大部分小孩很快就放棄了,盡管那時候物資匱乏,每個小孩都很貪嘴,但為了幾朵塞不了牙縫的小花挨一頓罵還是得不償失的事情。
只有洛海沒有放棄。他喜歡桂花濃郁的飄香,也喜歡花瓣入口時的甜味,但他更想不通的是,有錢人從來不收也不吃那些花,他院子里金色地毯一樣的桂花就那么隨意地爛在泥里,可孤兒院的孩子卻只能眼巴巴地從地上摳出幾朵放在嘴里,還要被艾嬸訓斥。
這算是什么道理?
于是他開始想方設法地翻墻、爬樹,搖晃樹枝,用裝鉛筆的紙袋裝滿滿一袋子桂花帶回來。
第一年,有錢人在圍墻上插了碎玻璃。洛海就拿上彈弓,把碎玻璃一片片敲碎。
第二年,有錢人在院子里養了狗。洛海就叫上尤金,讓他拿面包吸引狗的注意,自己再爬上去摘花。
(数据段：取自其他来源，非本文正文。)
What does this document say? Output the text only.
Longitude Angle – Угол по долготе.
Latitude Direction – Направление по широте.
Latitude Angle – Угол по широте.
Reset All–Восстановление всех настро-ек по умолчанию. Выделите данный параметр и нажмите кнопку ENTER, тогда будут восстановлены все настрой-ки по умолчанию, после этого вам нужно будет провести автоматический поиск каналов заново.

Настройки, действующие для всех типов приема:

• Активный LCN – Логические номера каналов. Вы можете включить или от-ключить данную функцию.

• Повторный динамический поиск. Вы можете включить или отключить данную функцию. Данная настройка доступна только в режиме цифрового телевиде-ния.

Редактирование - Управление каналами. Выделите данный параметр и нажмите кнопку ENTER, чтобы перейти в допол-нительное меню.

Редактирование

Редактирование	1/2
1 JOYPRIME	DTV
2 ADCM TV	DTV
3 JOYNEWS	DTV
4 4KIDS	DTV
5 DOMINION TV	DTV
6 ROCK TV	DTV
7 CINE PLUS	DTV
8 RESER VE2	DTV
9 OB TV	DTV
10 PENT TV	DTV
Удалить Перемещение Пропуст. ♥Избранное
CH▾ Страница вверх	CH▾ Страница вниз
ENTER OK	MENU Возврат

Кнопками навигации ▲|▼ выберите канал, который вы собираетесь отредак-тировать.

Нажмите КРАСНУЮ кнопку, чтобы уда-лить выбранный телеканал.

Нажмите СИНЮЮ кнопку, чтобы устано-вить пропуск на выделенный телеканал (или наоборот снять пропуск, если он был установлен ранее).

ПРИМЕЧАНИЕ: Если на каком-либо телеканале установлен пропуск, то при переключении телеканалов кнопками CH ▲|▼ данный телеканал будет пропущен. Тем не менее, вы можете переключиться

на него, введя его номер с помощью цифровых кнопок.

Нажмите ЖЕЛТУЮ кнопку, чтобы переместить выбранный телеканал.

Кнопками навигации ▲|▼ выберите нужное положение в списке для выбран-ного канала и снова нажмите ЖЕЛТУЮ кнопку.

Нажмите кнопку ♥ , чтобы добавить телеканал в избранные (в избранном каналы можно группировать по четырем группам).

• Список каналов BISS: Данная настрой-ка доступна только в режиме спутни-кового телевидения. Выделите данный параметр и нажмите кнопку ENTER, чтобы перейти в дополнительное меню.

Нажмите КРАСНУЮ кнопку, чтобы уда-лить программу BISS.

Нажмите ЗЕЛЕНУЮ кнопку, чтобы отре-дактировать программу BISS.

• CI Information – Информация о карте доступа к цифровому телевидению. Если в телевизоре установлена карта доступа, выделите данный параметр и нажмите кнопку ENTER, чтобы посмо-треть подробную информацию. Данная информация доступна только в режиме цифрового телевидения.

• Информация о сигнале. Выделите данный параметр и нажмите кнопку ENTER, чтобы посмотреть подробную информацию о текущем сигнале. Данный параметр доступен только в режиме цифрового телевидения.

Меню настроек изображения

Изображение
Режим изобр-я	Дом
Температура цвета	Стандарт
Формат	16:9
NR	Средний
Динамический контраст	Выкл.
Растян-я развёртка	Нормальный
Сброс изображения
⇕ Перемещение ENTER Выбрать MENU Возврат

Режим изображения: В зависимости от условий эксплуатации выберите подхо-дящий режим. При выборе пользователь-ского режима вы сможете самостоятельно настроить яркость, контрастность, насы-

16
第三年,有錢人終于不堪其擾,把艾嬸叫出來,指著她的鼻子破口大罵。
洛海在房間里聽得很清楚,那些用詞的粗鄙,就算把他們的臟話罐里放滿糖果也不夠。但艾嬸只是低著頭,不住地道歉,前額的發絲垂下來擋住她的眼睛。
到了第三年的年末,有錢人搬走了,特意叫了一輛大鏟車,把桂花樹連樹帶土一起運走了。
臨走的時候有錢人還惡狠狠地往孤兒院門口吐了口口水,跟鏟車司機抱怨這些“雜種小孩”的肚子里有多少壞水。
第四年的秋天,不再有桂花。
尚且年幼的洛海跑遍了佛巴港的每一家花店,想找桂花樹的樹苗,但所有人的答案都是統一的:北邊沒有桂花樹苗,只有在南特才買得到。
也就是在那時,他幼小的心靈里被種下了一個執拗。
他大聲地向孤兒院所有人宣布,長大以后,他也要住在南特,成為和有錢人一樣的有錢Alpha,種上一院子的桂花樹。
那一天的記憶仍舊像幻燈片似的在他的腦海里播放:午后的陽光正燦爛,他們聚集在院子里做晨操,所有的小孩都在嘲笑他。只有一個孩子沒有笑,還傻乎乎地握住他的手,雙眼放光地說他的夢想一定會實現。
那個是誰來著?
對了,當然了。
是他一直以來的小跟屁蟲,尚不姓奧荻斯的尤金。
洛海短暫地閉了一下眼睛,再睜開時,已經恢復了往常的神色。陽光投進車窗,映在方向盤上,路上沒有太多車,偶爾有幾輛從旁側駛過,發出引擎的轟鳴。
“你來南特以后吃過桂花嗎?”尤金用手支著下巴,冷不丁地忽然發問。
“沒有。”洛海淡淡地說。
尤金笑起來,“不會吧?你小時候——”
尤金的話才剛開了個頭,就被洛海冷漠地打斷了。
“這么愿意憶苦思甜就回監獄跟你的獄友聊去,我沒有興趣。”
尤金做了個投降的手勢,眼底的笑意還是沒有消失,“行吧,行吧。話說你這么早提前下班,打算去哪兒?”
“不去哪。回家,睡覺,然后把沒做完的案子做完。”洛海淡淡地說,“明天我有庭審,那個案子的證據還要再整理一下。”
尤金用難以置信的目光看著他,“你好不容易任性曠工一次,省下來的時間就拿去睡覺和繼續工作?”
“檢察官的生活當然沒有犯罪分子精彩。”洛海看了尤金一眼,“忍著吧。”
尤金無趣地嘖了一聲,過了幾秒,又像煎蛋似的在座位上翻了個身,朝向洛海,“你真的一點都不想在外面逛逛?如果我說我知道這附近有一個風景很好、位置隱蔽,而且你肯定會喜歡的地方呢?”
洛海那陣熟悉的頭疼感又涌上來了。
這人那股胡攪蠻纏的勁兒又上來了。以他對尤金的了解,他要是不同意,尤金保準會一直纏到他下車,連覺也不讓他睡安穩。
“這附近是南特市區。”洛海說,“壓根不存在你說的風景又好又隱蔽的地方。”
“你怎么知道?”尤金挑眉,“你把整個南特市區都逛過一個遍嗎?”
“沒有。”洛海耐著性子說,“但我是南特市的檢察官,如果真有你說的那種地方,我會知道的。”
“那要不要賭一把?”尤金挑釁地看著他,“看看我說的是不是真的。”
……神經病才會打這種賭。
洛海嘆了口氣,把車速放慢,“說吧,往哪邊走?”
尤金一下子有了精神,坐直身體,“前面的路右轉,走到頭再左拐。”
洛海按照他的指示拐彎,但兩旁的風景依舊沒有陌生之處。